Additional notes to consider when evaluating this particular case study is the value of documentation during a full examination. Special manifestations of Wilson’s disease, such as skin presentations, can be easily overlooked but provide subtle clues to assist in the diagnosis process. In a study analyzing 20 patients with WD, 20% of them were found to have hyperpigmentation skin abnormalities on the anterior lower extremities due to an alteration in melanin deposition [4]. Other common symptoms that have been documented in WD patients were seborrhea, dry mouth, and anhidrosis [3]. Even though these symptoms can be interpreted as vague, they may provide an essential tip-off that could establish the WD diagnosis sooner and, therefore, improve the prognosis.

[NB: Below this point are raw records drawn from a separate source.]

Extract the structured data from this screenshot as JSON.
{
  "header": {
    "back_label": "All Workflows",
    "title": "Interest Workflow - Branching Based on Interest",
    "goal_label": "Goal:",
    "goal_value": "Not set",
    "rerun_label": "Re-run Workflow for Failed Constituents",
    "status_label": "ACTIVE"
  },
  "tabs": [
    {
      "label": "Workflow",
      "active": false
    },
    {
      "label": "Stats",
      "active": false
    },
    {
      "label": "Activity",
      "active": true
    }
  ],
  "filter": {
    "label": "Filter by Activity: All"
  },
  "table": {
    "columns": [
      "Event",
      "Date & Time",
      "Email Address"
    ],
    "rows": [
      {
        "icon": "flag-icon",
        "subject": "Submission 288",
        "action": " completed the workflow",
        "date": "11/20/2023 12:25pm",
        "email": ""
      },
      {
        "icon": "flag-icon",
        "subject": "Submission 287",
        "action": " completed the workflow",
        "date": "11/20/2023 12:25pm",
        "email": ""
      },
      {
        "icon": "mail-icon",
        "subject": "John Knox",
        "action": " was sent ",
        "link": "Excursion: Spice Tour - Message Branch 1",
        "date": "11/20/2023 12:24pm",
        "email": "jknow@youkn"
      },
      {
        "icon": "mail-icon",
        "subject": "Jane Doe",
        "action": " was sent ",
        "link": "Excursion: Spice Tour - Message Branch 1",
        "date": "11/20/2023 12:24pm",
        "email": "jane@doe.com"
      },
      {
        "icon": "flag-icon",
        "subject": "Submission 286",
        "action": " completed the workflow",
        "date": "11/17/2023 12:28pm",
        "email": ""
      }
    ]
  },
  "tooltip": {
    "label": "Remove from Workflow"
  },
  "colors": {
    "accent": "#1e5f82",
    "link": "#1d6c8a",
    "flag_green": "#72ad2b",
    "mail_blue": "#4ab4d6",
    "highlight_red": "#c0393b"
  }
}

Physicians must consider WD in the differential diagnosis and utilize various diagnostic clues at their fingertips to prevent treatment delay. This case report displays a neurologist that recognizes the disease’s hallmarks and monitors the patient appropriately, which all clinicians should strive to do. However, it is critical to emphasize patient education and accommodation in this scenario because it can save valuable time associated with improved neurological function. Regarding treatment and management, physicians should be aware of chelation therapy risks and schedule regular follow-ups to confirm successful maintenance therapy. The widely accepted treatment principles are establishing a diagnosis, monitoring patient compliance, detecting the complications early on, and promoting interprofessional management [8]. In the future, cases like the one presented should also include records of full examinations to assist in early diagnosis.

Conclusion

Considering Wilson’s disease in a patient’s differential diagnosis and being suspicious for the disease can streamline the diagnosis process, lead to early treatment, and potentially extend the patient’s life expectancy and quality of life. By staying updated on the presentations of neurological type WD and abiding by the treatment guidelines, any clinician should be able to manage a patient with WD. In terms of future outlooks, it would be beneficial to encourage patient education and overcome language barriers in a clinical setting to allow the patient to participate in management decisions. Other manifestations should continue to be explored and recorded in cases like the one presented to assist in the diagnosis process. A physician can provide the utmost quality of care and give the patient the best lifestyle possible by implementing all these elements in their daily practice.